程式扎記

來源自這裡
Preface:
In this post I will explain you how to install Hadoop in a brand new Linux distribution. This post is based on Michael G. Noll post Running Hadoop on Ubuntu Linux (Single-Node Cluster) which is still very handful but is somewhat outdated. We assume that you already have Ubuntu 13.04 installed and running. If not, you can download it here. After you have your Ubuntu 13.04 installed, we are ready to get Hadoop running.

STEP 1: Install Java
Since Ubuntu no longer come with Java, the first thing we have to do is install it. For the sake of simplicity, I will not go through this step by step. The post HOW TO INSTALL ORACLE JAVA 7 UPDATE 25 ON UBUNTU 13.04 LINUX has already done it so brilliantly.

STEP 2: Install SSH
As we are installing Hadoop in a clean version of Ubuntu 13.04, we also should have SSH server installed. A distributed Hadoop cluster requires SSH because is through SSH that Hadoop manage its nodes, e.g. starting and stopping slave nodes. The following command will do that.

$ sudo apt-get install openssh-server

STEP 3: Create a dedicated user
A new user is not required but in a large-scale environment I strongly recommend that you create a separate user account dedicated exclusively to Hadoop. This allows you to restrict the permissions to the mimimum needed by Hadoop.

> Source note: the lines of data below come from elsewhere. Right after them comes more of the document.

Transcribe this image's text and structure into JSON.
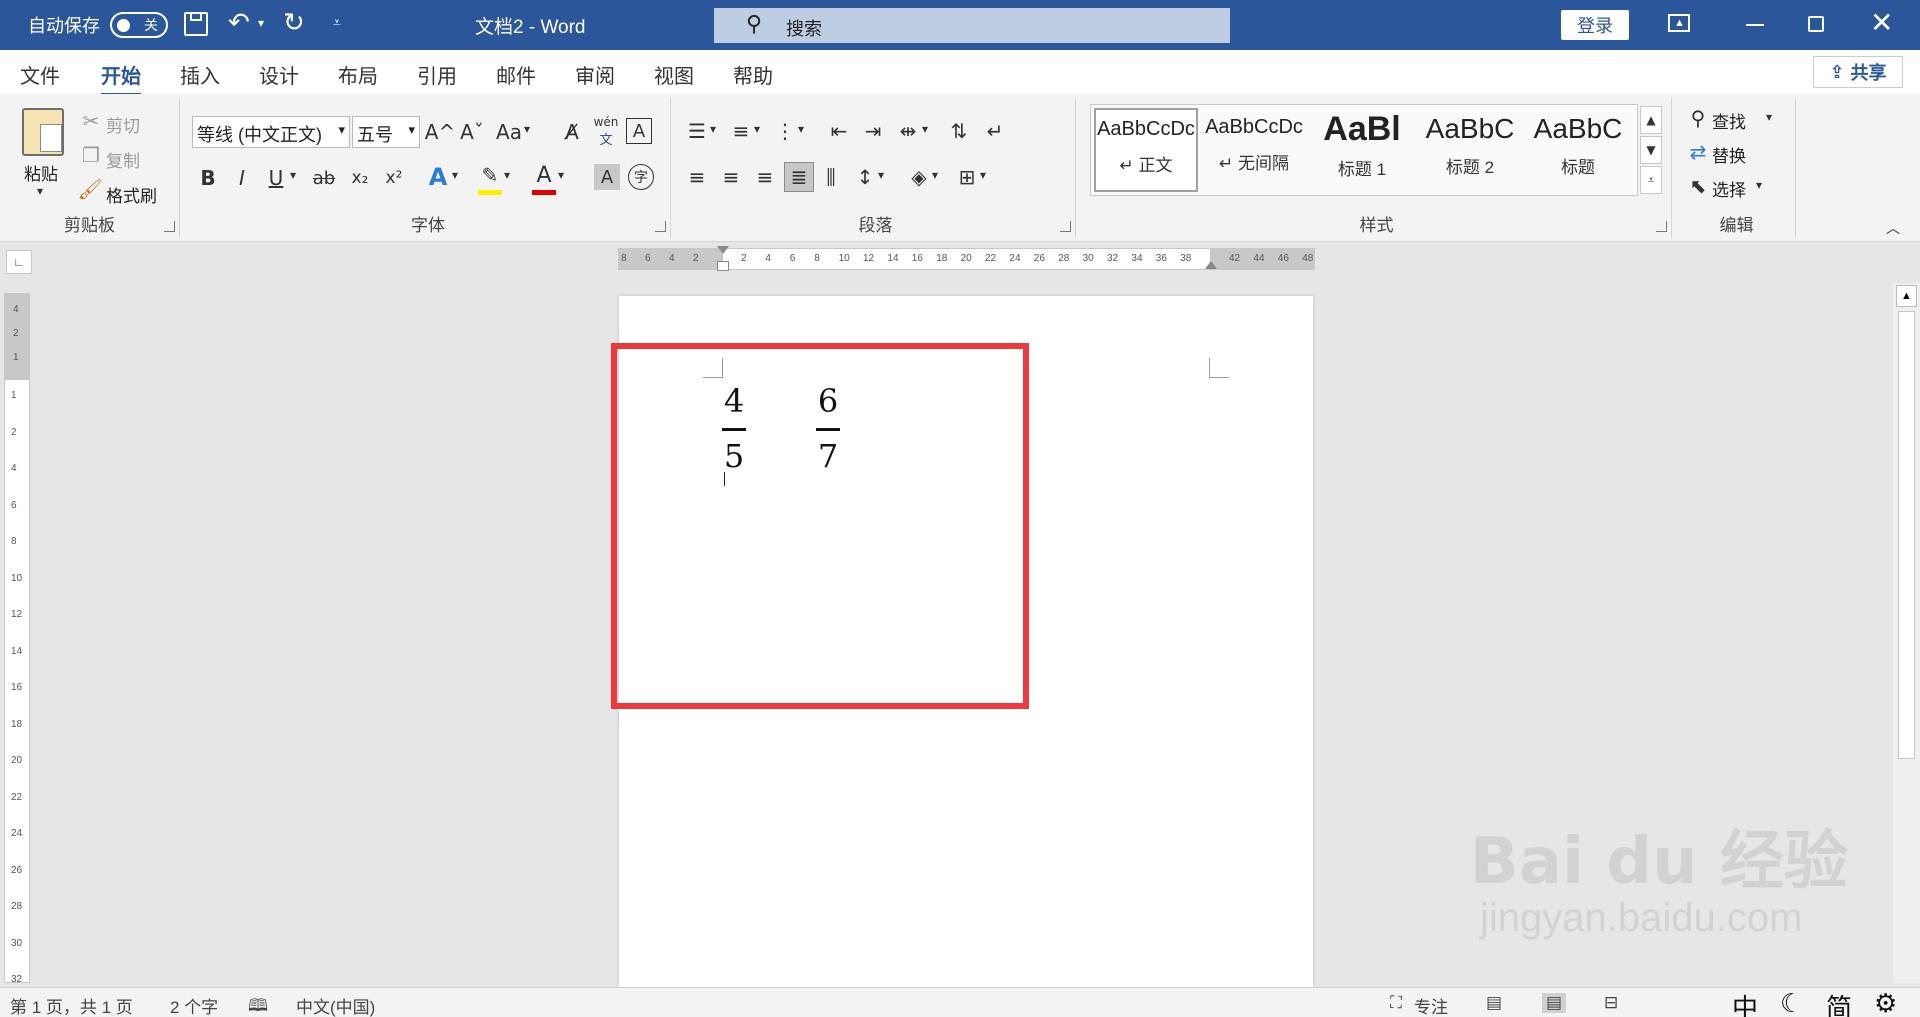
{
  "titlebar": {
    "autosave_label": "自动保存",
    "autosave_state": "关",
    "doc_title": "文档2  -  Word",
    "search_placeholder": "搜索",
    "login_label": "登录"
  },
  "tabs": [
    "文件",
    "开始",
    "插入",
    "设计",
    "布局",
    "引用",
    "邮件",
    "审阅",
    "视图",
    "帮助"
  ],
  "active_tab": "开始",
  "share_label": "共享",
  "clipboard": {
    "paste_label": "粘贴",
    "cut_label": "剪切",
    "copy_label": "复制",
    "format_painter_label": "格式刷",
    "group_label": "剪贴板"
  },
  "font": {
    "font_name": "等线 (中文正文)",
    "font_size": "五号",
    "grow_label": "A^",
    "shrink_label": "Aˇ",
    "case_label": "Aa",
    "phonetic_top": "wén",
    "phonetic_bottom": "文",
    "bold": "B",
    "italic": "I",
    "underline": "U",
    "strike": "ab",
    "subscript": "x₂",
    "superscript": "x²",
    "group_label": "字体",
    "enclose_label": "字"
  },
  "paragraph": {
    "group_label": "段落"
  },
  "styles": {
    "items": [
      {
        "sample": "AaBbCcDc",
        "name": "↵ 正文"
      },
      {
        "sample": "AaBbCcDc",
        "name": "↵ 无间隔"
      },
      {
        "sample": "AaBl",
        "name": "标题 1"
      },
      {
        "sample": "AaBbC",
        "name": "标题 2"
      },
      {
        "sample": "AaBbC",
        "name": "标题"
      }
    ],
    "group_label": "样式"
  },
  "editing": {
    "find_label": "查找",
    "replace_label": "替换",
    "select_label": "选择",
    "group_label": "编辑"
  },
  "ruler": {
    "h_left": [
      "8",
      "6",
      "4",
      "2"
    ],
    "h_right": [
      "2",
      "4",
      "6",
      "8",
      "10",
      "12",
      "14",
      "16",
      "18",
      "20",
      "22",
      "24",
      "26",
      "28",
      "30",
      "32",
      "34",
      "36",
      "38",
      "42",
      "44",
      "46",
      "48"
    ],
    "v_top": [
      "4",
      "2",
      "1"
    ],
    "v": [
      "1",
      "2",
      "4",
      "6",
      "8",
      "10",
      "12",
      "14",
      "16",
      "18",
      "20",
      "22",
      "24",
      "26",
      "28",
      "30",
      "32"
    ]
  },
  "document": {
    "fractions": [
      {
        "numerator": "4",
        "denominator": "5"
      },
      {
        "numerator": "6",
        "denominator": "7"
      }
    ]
  },
  "statusbar": {
    "page_info": "第 1 页，共 1 页",
    "word_count": "2 个字",
    "language": "中文(中国)",
    "focus_label": "专注",
    "ime_mode": "中",
    "ime_lang": "简"
  },
  "watermark": {
    "brand": "Bai du 经验",
    "url": "jingyan.baidu.com"
  },
  "colors": {
    "title_bg": "#2b579a",
    "highlight_border": "#ee3a3f",
    "font_color_bar": "#e00000",
    "highlight_color_bar": "#ffee00"
  },
  "icons": [
    "save-icon",
    "undo-icon",
    "redo-icon",
    "search-icon",
    "ribbon-display-icon",
    "restore-icon",
    "close-icon",
    "share-icon",
    "paste-icon",
    "scissors-icon",
    "copy-icon",
    "format-painter-icon",
    "bullets-icon",
    "numbering-icon",
    "find-icon",
    "replace-icon",
    "select-icon",
    "read-mode-icon",
    "print-layout-icon",
    "web-layout-icon",
    "moon-icon",
    "settings-icon"
  ]
}
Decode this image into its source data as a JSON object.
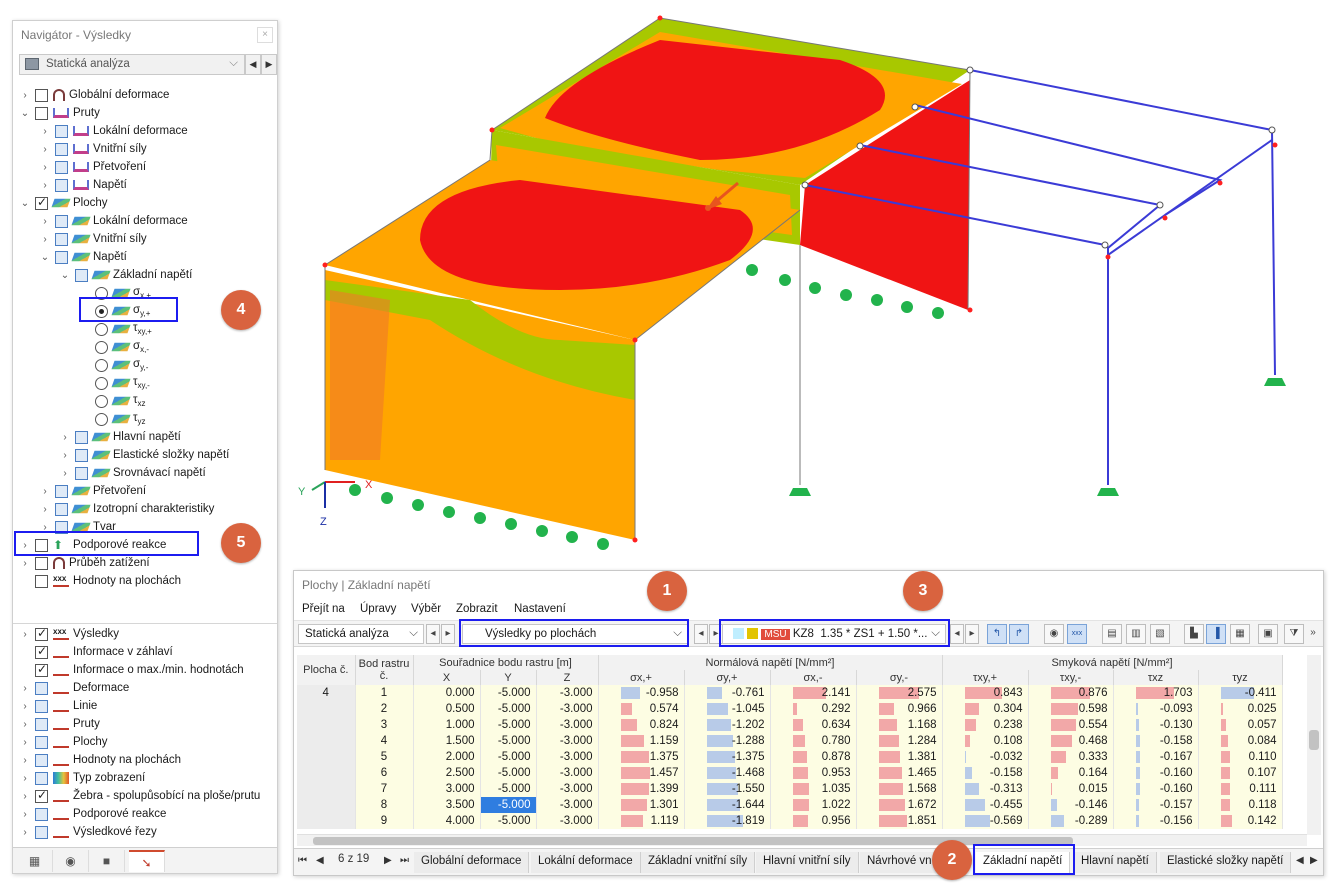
{
  "navigator": {
    "title": "Navigátor - Výsledky",
    "analysis": "Statická analýza",
    "tree": [
      {
        "label": "Globální deformace"
      },
      {
        "label": "Pruty"
      },
      {
        "label": "Lokální deformace"
      },
      {
        "label": "Vnitřní síly"
      },
      {
        "label": "Přetvoření"
      },
      {
        "label": "Napětí"
      },
      {
        "label": "Plochy"
      },
      {
        "label": "Lokální deformace"
      },
      {
        "label": "Vnitřní síly"
      },
      {
        "label": "Napětí"
      },
      {
        "label": "Základní napětí"
      },
      {
        "label": "σ",
        "sub": "x,+"
      },
      {
        "label": "σ",
        "sub": "y,+"
      },
      {
        "label": "τ",
        "sub": "xy,+"
      },
      {
        "label": "σ",
        "sub": "x,-"
      },
      {
        "label": "σ",
        "sub": "y,-"
      },
      {
        "label": "τ",
        "sub": "xy,-"
      },
      {
        "label": "τ",
        "sub": "xz"
      },
      {
        "label": "τ",
        "sub": "yz"
      },
      {
        "label": "Hlavní napětí"
      },
      {
        "label": "Elastické složky napětí"
      },
      {
        "label": "Srovnávací napětí"
      },
      {
        "label": "Přetvoření"
      },
      {
        "label": "Izotropní charakteristiky"
      },
      {
        "label": "Tvar"
      },
      {
        "label": "Podporové reakce"
      },
      {
        "label": "Průběh zatížení"
      },
      {
        "label": "Hodnoty na plochách"
      }
    ],
    "display": [
      {
        "label": "Výsledky"
      },
      {
        "label": "Informace v záhlaví"
      },
      {
        "label": "Informace o max./min. hodnotách"
      },
      {
        "label": "Deformace"
      },
      {
        "label": "Linie"
      },
      {
        "label": "Pruty"
      },
      {
        "label": "Plochy"
      },
      {
        "label": "Hodnoty na plochách"
      },
      {
        "label": "Typ zobrazení"
      },
      {
        "label": "Žebra - spolupůsobící na ploše/prutu"
      },
      {
        "label": "Podporové reakce"
      },
      {
        "label": "Výsledkové řezy"
      }
    ]
  },
  "badges": [
    "1",
    "2",
    "3",
    "4",
    "5"
  ],
  "axes": {
    "x": "X",
    "y": "Y",
    "z": "Z"
  },
  "results": {
    "title": "Plochy | Základní napětí",
    "menu": [
      "Přejít na",
      "Úpravy",
      "Výběr",
      "Zobrazit",
      "Nastavení"
    ],
    "analysis": "Statická analýza",
    "results_by": "Výsledky po plochách",
    "load_tag": "MSÚ",
    "combo_id": "KZ8",
    "combo_formula": "1.35 * ZS1 + 1.50 *...",
    "headers": {
      "plocha": "Plocha č.",
      "bod": "Bod rastru č.",
      "coord_group": "Souřadnice bodu rastru [m]",
      "x": "X",
      "y": "Y",
      "z": "Z",
      "normal_group": "Normálová napětí [N/mm²]",
      "shear_group": "Smyková napětí [N/mm²]",
      "sx_p": "σx,+",
      "sy_p": "σy,+",
      "sx_m": "σx,-",
      "sy_m": "σy,-",
      "txy_p": "τxy,+",
      "txy_m": "τxy,-",
      "txz": "τxz",
      "tyz": "τyz"
    },
    "surface_no": "4",
    "rows": [
      {
        "bod": "1",
        "x": "0.000",
        "y": "-5.000",
        "z": "-3.000",
        "sxp": "-0.958",
        "syp": "-0.761",
        "sxm": "2.141",
        "sym": "2.575",
        "txyp": "0.843",
        "txym": "0.876",
        "txz": "1.703",
        "tyz": "-0.411"
      },
      {
        "bod": "2",
        "x": "0.500",
        "y": "-5.000",
        "z": "-3.000",
        "sxp": "0.574",
        "syp": "-1.045",
        "sxm": "0.292",
        "sym": "0.966",
        "txyp": "0.304",
        "txym": "0.598",
        "txz": "-0.093",
        "tyz": "0.025"
      },
      {
        "bod": "3",
        "x": "1.000",
        "y": "-5.000",
        "z": "-3.000",
        "sxp": "0.824",
        "syp": "-1.202",
        "sxm": "0.634",
        "sym": "1.168",
        "txyp": "0.238",
        "txym": "0.554",
        "txz": "-0.130",
        "tyz": "0.057"
      },
      {
        "bod": "4",
        "x": "1.500",
        "y": "-5.000",
        "z": "-3.000",
        "sxp": "1.159",
        "syp": "-1.288",
        "sxm": "0.780",
        "sym": "1.284",
        "txyp": "0.108",
        "txym": "0.468",
        "txz": "-0.158",
        "tyz": "0.084"
      },
      {
        "bod": "5",
        "x": "2.000",
        "y": "-5.000",
        "z": "-3.000",
        "sxp": "1.375",
        "syp": "-1.375",
        "sxm": "0.878",
        "sym": "1.381",
        "txyp": "-0.032",
        "txym": "0.333",
        "txz": "-0.167",
        "tyz": "0.110"
      },
      {
        "bod": "6",
        "x": "2.500",
        "y": "-5.000",
        "z": "-3.000",
        "sxp": "1.457",
        "syp": "-1.468",
        "sxm": "0.953",
        "sym": "1.465",
        "txyp": "-0.158",
        "txym": "0.164",
        "txz": "-0.160",
        "tyz": "0.107"
      },
      {
        "bod": "7",
        "x": "3.000",
        "y": "-5.000",
        "z": "-3.000",
        "sxp": "1.399",
        "syp": "-1.550",
        "sxm": "1.035",
        "sym": "1.568",
        "txyp": "-0.313",
        "txym": "0.015",
        "txz": "-0.160",
        "tyz": "0.111"
      },
      {
        "bod": "8",
        "x": "3.500",
        "y": "-5.000",
        "z": "-3.000",
        "sxp": "1.301",
        "syp": "-1.644",
        "sxm": "1.022",
        "sym": "1.672",
        "txyp": "-0.455",
        "txym": "-0.146",
        "txz": "-0.157",
        "tyz": "0.118"
      },
      {
        "bod": "9",
        "x": "4.000",
        "y": "-5.000",
        "z": "-3.000",
        "sxp": "1.119",
        "syp": "-1.819",
        "sxm": "0.956",
        "sym": "1.851",
        "txyp": "-0.569",
        "txym": "-0.289",
        "txz": "-0.156",
        "tyz": "0.142"
      }
    ],
    "page": "6 z 19",
    "sheet_tabs": [
      "Globální deformace",
      "Lokální deformace",
      "Základní vnitřní síly",
      "Hlavní vnitřní síly",
      "Návrhové vn",
      "Základní napětí",
      "Hlavní napětí",
      "Elastické složky napětí"
    ],
    "active_tab": "Základní napětí"
  },
  "colors": {
    "red": "#f01414",
    "orange": "#ffa500",
    "green": "#a8c800",
    "highlight": "#1c1cf0",
    "badge": "#d9633f"
  }
}
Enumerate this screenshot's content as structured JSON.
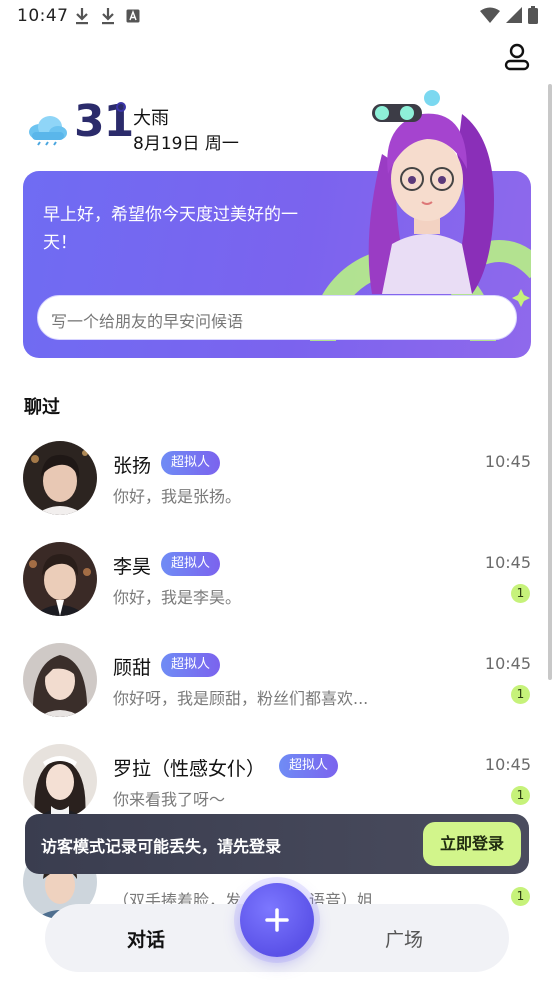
{
  "status_bar": {
    "time": "10:47",
    "icons": [
      "download-icon",
      "download-icon",
      "a-box-icon",
      "wifi-icon",
      "signal-icon",
      "battery-icon"
    ]
  },
  "header": {
    "profile_icon": "user-icon"
  },
  "weather": {
    "icon": "cloud-rain-icon",
    "temperature": "31",
    "condition": "大雨",
    "date": "8月19日 周一"
  },
  "greeting_card": {
    "message": "早上好，希望你今天度过美好的一天！",
    "input_placeholder": "写一个给朋友的早安问候语"
  },
  "section_title": "聊过",
  "chats": [
    {
      "name": "张扬",
      "badge": "超拟人",
      "preview": "你好，我是张扬。",
      "time": "10:45",
      "unread": ""
    },
    {
      "name": "李昊",
      "badge": "超拟人",
      "preview": "你好，我是李昊。",
      "time": "10:45",
      "unread": "1"
    },
    {
      "name": "顾甜",
      "badge": "超拟人",
      "preview": "你好呀，我是顾甜，粉丝们都喜欢...",
      "time": "10:45",
      "unread": "1"
    },
    {
      "name": "罗拉（性感女仆）",
      "badge": "超拟人",
      "preview": "你来看我了呀～",
      "time": "10:45",
      "unread": "1"
    },
    {
      "name": "",
      "badge": "",
      "preview": "（双手捧着脸，发",
      "preview_tail": "语音）姐...",
      "time": "",
      "unread": "1"
    }
  ],
  "toast": {
    "message": "访客模式记录可能丢失，请先登录",
    "action": "立即登录"
  },
  "bottom_nav": {
    "tabs": [
      "对话",
      "广场"
    ],
    "fab_icon": "plus-icon"
  },
  "colors": {
    "accent": "#6f6cf3",
    "badge_start": "#6f8cf5",
    "unread": "#c6f27a",
    "login_button": "#d2f58b",
    "toast_bg": "#3a3d4f"
  }
}
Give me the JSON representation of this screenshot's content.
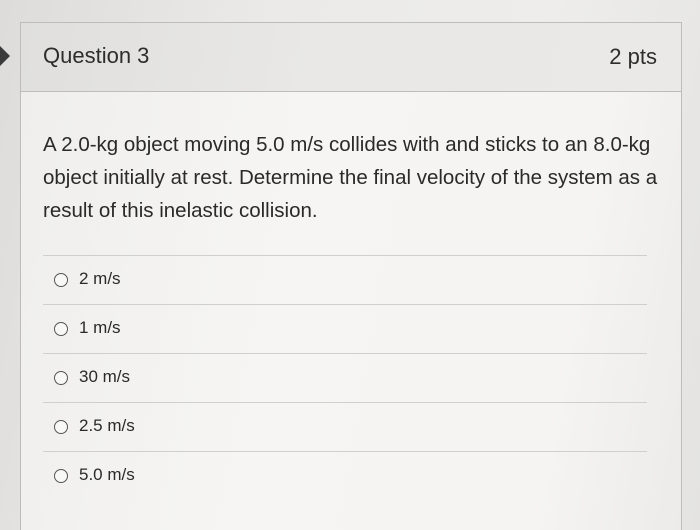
{
  "question": {
    "title": "Question 3",
    "points": "2 pts",
    "text": "A 2.0-kg object moving 5.0 m/s collides with and sticks to an 8.0-kg object initially at rest. Determine the final velocity of the system as a result of this inelastic collision."
  },
  "answers": [
    {
      "label": "2 m/s",
      "selected": false
    },
    {
      "label": "1 m/s",
      "selected": false
    },
    {
      "label": "30 m/s",
      "selected": false
    },
    {
      "label": "2.5 m/s",
      "selected": false
    },
    {
      "label": "5.0 m/s",
      "selected": false
    }
  ],
  "colors": {
    "text": "#2a2a2a",
    "header_bg": "#e9e8e6",
    "card_bg": "#f5f4f2",
    "border": "#bdbcba"
  }
}
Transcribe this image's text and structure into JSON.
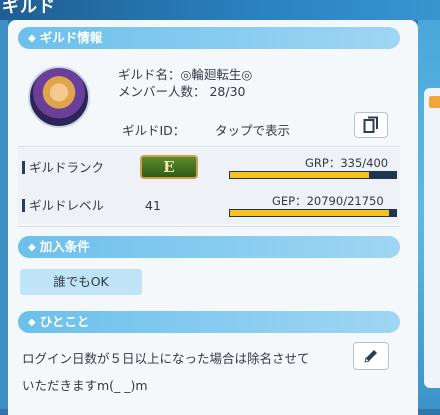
{
  "window": {
    "title": "ギルド"
  },
  "guild_info": {
    "header": "ギルド情報",
    "name_line": "ギルド名：◎輪廻転生◎",
    "members_line": "メンバー人数： 28/30",
    "id_label": "ギルドID：",
    "id_action": "タップで表示"
  },
  "rank": {
    "label": "ギルドランク",
    "badge": "E",
    "points_text": "GRP：335/400",
    "progress": 0.84
  },
  "level": {
    "label": "ギルドレベル",
    "value": "41",
    "points_text": "GEP：20790/21750",
    "progress": 0.956
  },
  "conditions": {
    "header": "加入条件",
    "value": "誰でもOK"
  },
  "comment": {
    "header": "ひとこと",
    "line1": "ログイン日数が５日以上になった場合は除名させて",
    "line2": "いただきますm(_ _)m"
  },
  "icons": {
    "copy": "copy-icon",
    "edit": "pencil-icon",
    "section_marker": "diamond-icon"
  },
  "colors": {
    "accent": "#6cc0ec",
    "bar_fill": "#f6c21b",
    "bar_track": "#1e3553",
    "badge_green": "#4a7a24"
  }
}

This account does not need to have extra privileges such as sudo privileges. It only needs to have read and write access to some directories in order to perform Hadoop tasks.

Now let’s create a dedicated user to Hadoop:

$ sudo addgroup hadoopgroup
$ sudo adduser --ingroup hadoopgroup hadoop

STEP 4: Configuring passphraseless SSH
To avoid entering passphrase every time Hadoop interacts with its nodes, let’s create an RSA keypair to manage authentication. The authorized_keys file holds public keys that are allowed to authenticate into the account the key is added to.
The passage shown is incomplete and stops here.